Figure 2Estimated proportions of ancestry from the continuous gene flow (CGF) model (see main text). See Table 2 for default parameters. (A) Results for varying divergence time while keeping the migration rate constant at 4 Nm = 50. (B) The estimated ancestry proportions for keeping the divergence time constant at T = 10 while varying the migration rate. Error bars denote the standard deviation of the estimated ancestry proportion per population. Simulations were produced using the following ms command [75]: ms 200 5000 -t 2 -I 2 100 100 -em 1 2 2000 -n 2 1 -ej 2 1.

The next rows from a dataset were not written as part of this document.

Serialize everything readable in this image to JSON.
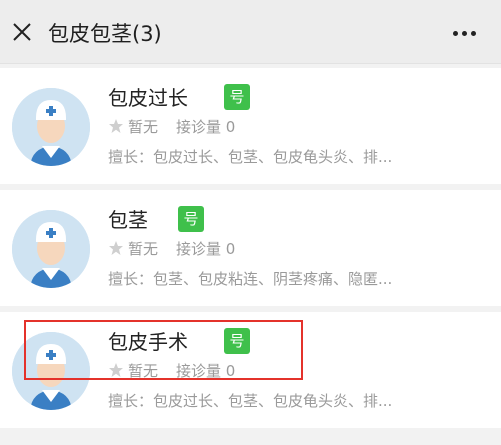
{
  "header": {
    "title": "包皮包茎(3)",
    "close_icon": "close-icon",
    "more_icon": "more-icon"
  },
  "results": [
    {
      "name": "包皮过长",
      "badge": "号",
      "rating": "暂无",
      "consult_label": "接诊量 0",
      "expertise": "擅长：包皮过长、包茎、包皮龟头炎、排..."
    },
    {
      "name": "包茎",
      "badge": "号",
      "rating": "暂无",
      "consult_label": "接诊量 0",
      "expertise": "擅长：包茎、包皮粘连、阴茎疼痛、隐匿..."
    },
    {
      "name": "包皮手术",
      "badge": "号",
      "rating": "暂无",
      "consult_label": "接诊量 0",
      "expertise": "擅长：包皮过长、包茎、包皮龟头炎、排..."
    }
  ],
  "colors": {
    "badge": "#3fc04b",
    "highlight": "#e4322b"
  }
}
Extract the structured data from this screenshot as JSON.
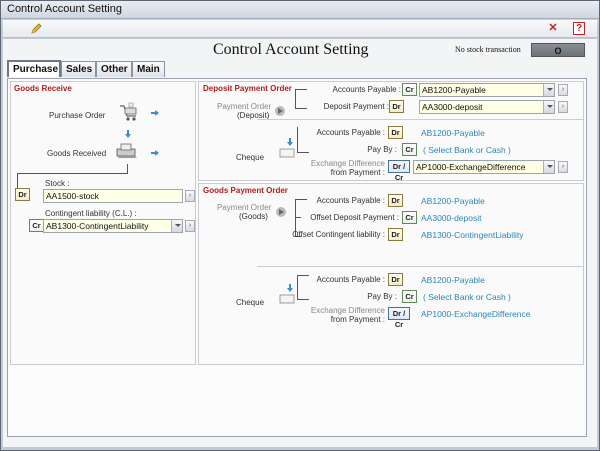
{
  "window": {
    "title": "Control Account Setting"
  },
  "toolbar": {
    "edit_icon": "pencil-icon",
    "close_icon": "close-icon",
    "help_icon": "help-icon",
    "help_label": "?",
    "close_label": "✕"
  },
  "header": {
    "title": "Control Account Setting",
    "no_stock_label": "No stock transaction",
    "no_stock_value": "O"
  },
  "tabs": [
    {
      "label": "Purchase",
      "active": true
    },
    {
      "label": "Sales"
    },
    {
      "label": "Other"
    },
    {
      "label": "Main"
    }
  ],
  "goods_receive": {
    "title": "Goods Receive",
    "purchase_order": "Purchase Order",
    "goods_received": "Goods Received",
    "stock_label": "Stock :",
    "stock_tag": "Dr",
    "stock_value": "AA1500-stock",
    "cl_label": "Contingent liability (C.L.) :",
    "cl_tag": "Cr",
    "cl_value": "AB1300-ContingentLiability"
  },
  "deposit_payment_order": {
    "title": "Deposit Payment Order",
    "po_label_1": "Payment Order",
    "po_label_2": "(Deposit)",
    "ap_label": "Accounts Payable :",
    "ap_tag": "Cr",
    "ap_value": "AB1200-Payable",
    "dp_label": "Deposit Payment :",
    "dp_tag": "Dr",
    "dp_value": "AA3000-deposit",
    "cheque_label": "Cheque",
    "ch_ap_label": "Accounts Payable :",
    "ch_ap_tag": "Dr",
    "ch_ap_value": "AB1200-Payable",
    "payby_label": "Pay By :",
    "payby_tag": "Cr",
    "payby_value": "( Select Bank or Cash )",
    "exdiff_label_1": "Exchange Difference",
    "exdiff_label_2": "from Payment :",
    "exdiff_tag": "Dr / Cr",
    "exdiff_value": "AP1000-ExchangeDifference"
  },
  "goods_payment_order": {
    "title": "Goods Payment Order",
    "po_label_1": "Payment Order",
    "po_label_2": "(Goods)",
    "ap_label": "Accounts Payable :",
    "ap_tag": "Dr",
    "ap_value": "AB1200-Payable",
    "odp_label": "Offset Deposit Payment :",
    "odp_tag": "Cr",
    "odp_value": "AA3000-deposit",
    "ocl_label": "Offset Contingent liability :",
    "ocl_tag": "Dr",
    "ocl_value": "AB1300-ContingentLiability",
    "cheque_label": "Cheque",
    "ch_ap_label": "Accounts Payable :",
    "ch_ap_tag": "Dr",
    "ch_ap_value": "AB1200-Payable",
    "payby_label": "Pay By :",
    "payby_tag": "Cr",
    "payby_value": "( Select Bank or Cash )",
    "exdiff_label_1": "Exchange Difference",
    "exdiff_label_2": "from Payment :",
    "exdiff_tag": "Dr / Cr",
    "exdiff_value": "AP1000-ExchangeDifference"
  },
  "colors": {
    "section_title": "#b31b1b",
    "account_link": "#2a86b6",
    "field_bg": "#ffffe6",
    "flow_arrow": "#3f8ad1"
  }
}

Figure 3Migration and inbreeding using the two-population model (see legend of Figure for ms command). Inbreeding was simulated by a reduction of the heterozygote genotypes proportional to the given F value (see main text for details).

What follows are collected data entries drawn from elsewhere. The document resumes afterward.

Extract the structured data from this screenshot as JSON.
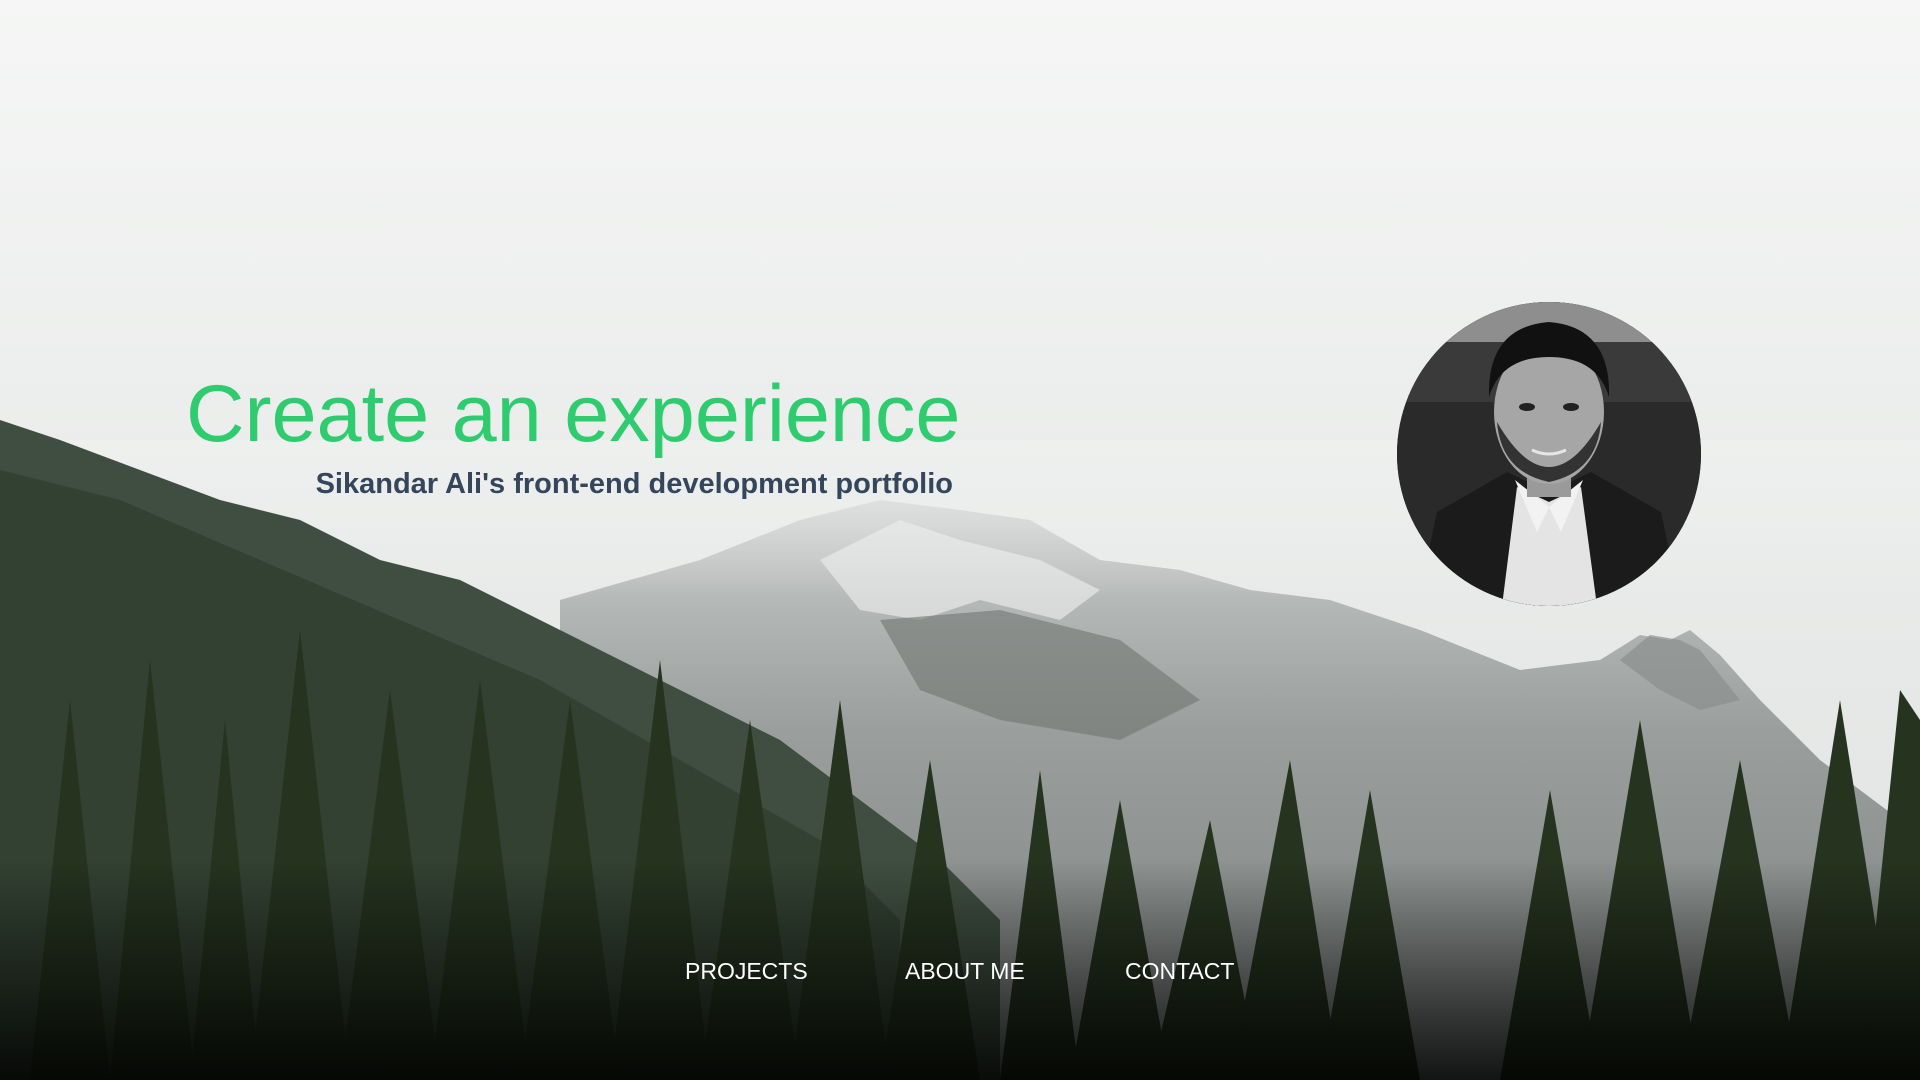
{
  "hero": {
    "title": "Create an experience",
    "subtitle": "Sikandar Ali's front-end development portfolio"
  },
  "nav": {
    "projects": "PROJECTS",
    "about": "ABOUT ME",
    "contact": "CONTACT"
  },
  "colors": {
    "title": "#2ecc6e",
    "subtitle": "#34455c",
    "nav_text": "#ffffff"
  },
  "images": {
    "background": "misty-mountain-forest",
    "profile": "grayscale-portrait"
  }
}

Figure 4Netto time estimates for fastSTRUCTURE, sNMF, and ADMIXTURE. Mean time estimates of the termination of the respective programs from ten independent replications. We simulated 100 chromosomes from two populations with an effective population size of 10,000 and a Ne*m = 20 using ms [75] (see legend of Figure 2 for command details). The termination time can be expected to scale similarly as the number of used SNPs given the complexity of the programs.
Figure 5Estimated error in the estimated individual admixture proportions from the simulated admixed population (HI model). We used an extended version of the backward demographic simulator described in [76] that includes recombination and different types of mating and allows for ancestry painting [14]. Over all parameters that are defined in this model [19], we varied the time of split of the ancestral populations, which ranged between 50 and 2,000 generations among simulations. Each simulation generated 75 (25 by population) full human genomes with 22 diploid chromosomes (l) with the following sizes: 13.65, 13.15, 11.20, 10.65, 10.20, 9.65, 9.35, 8.50, 8.40, 8.95, 7.95, 8.65, 6.35, 5.80, 6.30, 6.75, 6.50, 5.95, 5.40, 5.40, 3.10, and 3.65 Mb [77]. The mutation rate was set to 2.5 × 10−8 [78] and the recombination rate to 1.8 × 10−8. PLINK was applied to exclude SNPs with minor allele frequency less than 0.05 and LD (default PLINK --indep 50 5 2). The effective population sizes of the parental and hybrid populations were set to 5,000 diploid individuals; the time of admixture was ten generations ago, and each parental population equally contributed to the admixed population. By this way, we minimized the putative effect of genetic drift in the admixture proportions of the hybrid population. Furthermore, in order to include the effects of bias sample size, we repeated all the analyses with 1:1 (A) and 1:5 (B) parental population size ratios. Four different algorithms were considered: sNMF, ADMIXTURE, fastSTRUCTURE, and MDS. In the case of MDS, ancestry proportions of each individual from the admixed population were estimated as the relative position in the first dimension in relation to the mean estimated coordinate of the parental populations.